Le fait qui a fourni le sujet de cette ballade fantastique au barde voyageur se devine : c’est un enlèvement. L’enfer, tel que le décrit ici le poëte, n’est ni l’enfer comme le conçoivent les Bretons d’aujourd’hui, ni l’enfer tel que le concevaient les Gaulois, bien que les abords en soient les mêmes ; il nous retrace des caractères empruntés à l’un et à l’autre ; ce qui est plus inattendu, il nous fait entrevoir les mystères du Walhalla des Scandinaves : les damnés boivent de l’hydromel, et la fiancée, assise sur un fauteuil doré, leur sert d’échanson. Elle ne forme aucun vœu ; elle ne souffre pas ; les démons n’ont aucun pouvoir sur elle, tant qu’elle porte des symboles bénits ; mais elle les abandonne, et soudain le puits de l’abîme l’engloutit.

On devait se figurer ainsi l’enfer au moyen âge, et Satan, comme un chevalier, avec un manteau rouge, un casque d’or et des éclairs dans les yeux. Le barde lui fait monter une haquenée anglaise, pareille à celle d’un seigneur chevalier qui repose à Izel-Vet.

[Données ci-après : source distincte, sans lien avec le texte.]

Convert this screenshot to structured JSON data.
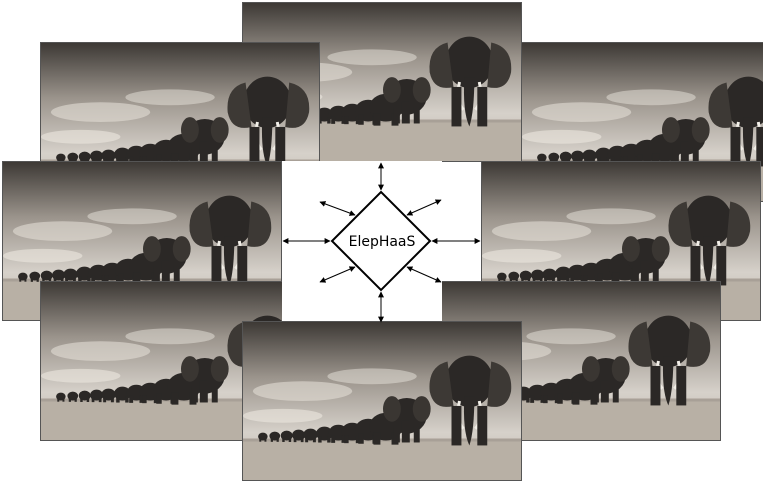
{
  "diagram": {
    "hub": {
      "label": "ElepHaaS"
    },
    "tiles": [
      {
        "name": "elephant-herd-photo",
        "variant": "right"
      },
      {
        "name": "elephant-herd-photo",
        "variant": "right"
      },
      {
        "name": "elephant-herd-photo",
        "variant": "right"
      },
      {
        "name": "elephant-herd-photo",
        "variant": "right"
      },
      {
        "name": "elephant-herd-photo",
        "variant": "right"
      },
      {
        "name": "elephant-herd-photo",
        "variant": "right"
      },
      {
        "name": "elephant-herd-photo",
        "variant": "right"
      },
      {
        "name": "elephant-herd-photo",
        "variant": "right"
      }
    ],
    "colors": {
      "sky_top": "#3d3935",
      "sky_mid": "#9b948c",
      "sky_light": "#d6d1ca",
      "ground": "#b8b0a5",
      "elephant": "#2b2826",
      "tusk": "#f2efe8",
      "line": "#000000"
    }
  }
}
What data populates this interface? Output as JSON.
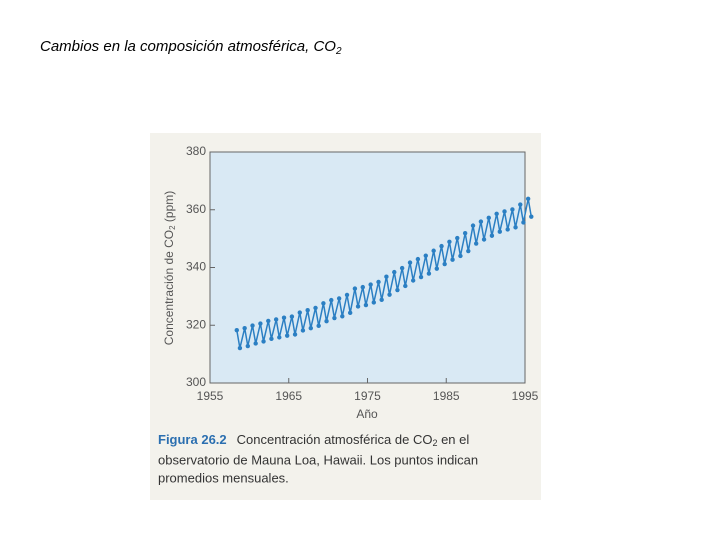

J’ai vu dans la chapelle de Lochrist d’Izel-Vet, à quelques lieues de Saint-Pol-de-Léon, dans le chœur, à droite de l’autel, près de la balustrade, une tombe plate avec la figure gravée en creux d’un chevalier tout armé, autour de laquelle est écrit en caractères gothiques :

Hic jacet Alanus de Villamavan
M… Die festi bea. . Anno Dm mccliii.
Requiescat in pace.


C’est la sépulture d’Alain de Kermavan[1]. Il y a lieu de penser que la ballade fait allusion à lui ; mais en l’appelant Pierre, elle change son nom de baptême. L’on doit croire qu’il n’était pas mort depuis très-longtemps, sans quoi le barde ne l’aurait pas cité comme exemple à ses auditeurs. Telle est la raison qui me fait assigner à la pièce une date antérieure à la fin du treizième siècle.

Je l’ai recueillie de la bouche du poëte paysan dont j’ai parlé dans l’introduction de ce livre.

  1. La Bretagne contemporaine, p. 78, et le Nobiliaire breton, de M. de Courcy, t. II, 2e édit.